U.S. Senate Fails to Ratify U.N. Convention on Rights for the Disabled
Posted on Dec 24, 2012
The U.N. Convention on the Rights of Persons With Disabilities is a document adopted by the United Nations General Assembly on December 13, 2006. Countries who are parties to the convention are required by international law to actively protect and promote the rights of the disabled and ensure that citizens with disabilities are afforded the same rights and protections as nondisabled individuals have. These rights include:
- The right to live independently
- The right to be included in the community
- The right to participate in political and public life
- The right to personal mobility
- The right to habilitation and rehabilitation
- The right to have access to roads, buildings, and information
The treaty is modeled after the Americans with Disabilities Act, which was enacted in the United States in 1990. The treaty established a committee that recommends actions to governments to improve conditions for the disabled, but it cannot require governments to take any specific actions. Currently, 126 countries support the treaty. The United States does not.

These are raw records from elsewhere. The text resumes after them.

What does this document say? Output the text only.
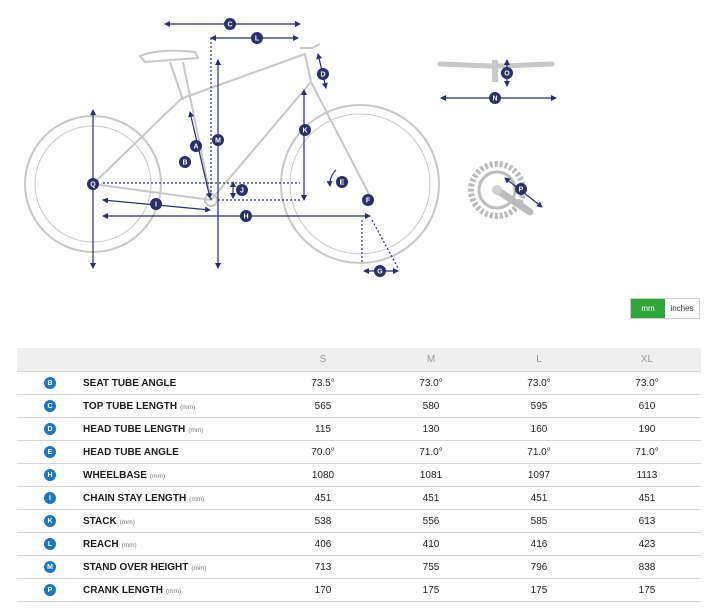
C
L
D	O
N
M
K
A
B
Q
J
E
F
I
H
P
G
mm	inches
		S	M	L	XL
B	SEAT TUBE ANGLE	73.5°	73.0°	73.0°	73.0°
C	TOP TUBE LENGTH (mm)	565	580	595	610
D	HEAD TUBE LENGTH (mm)	115	130	160	190
E	HEAD TUBE ANGLE	70.0°	71.0°	71.0°	71.0°
H	WHEELBASE (mm)	1080	1081	1097	1113
I	CHAIN STAY LENGTH (mm)	451	451	451	451
K	STACK (mm)	538	556	585	613
L	REACH (mm)	406	410	416	423
M	STAND OVER HEIGHT (mm)	713	755	796	838
P	CRANK LENGTH (mm)	170	175	175	175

On December 4, 2012, the U.S. Senate voted against ratifying the U.N. Convention on the Rights of Persons With Disabilities. Although the measure received 61 votes in favor of ratification, 67 votes were needed. Thirty-eight Republicans voted no on the treaty. Opponents include former presidential candidate Rick Santorum, who argued that the treaty could be used as a standard in court cases, even though only U.S. law can be used a basis for litigation in this country’s courtrooms. Other Republicans may have voted against the treaty out of distrust of the United Nations, according to one news report. Republican supporters included Senator John McCain of Arizona and former Senator Bob Dole of Kansas. Both men are disabled.
According to the World Health Organization, an estimated 15 percent of the world's population lives with a disability. President Obama signed the convention in 2009.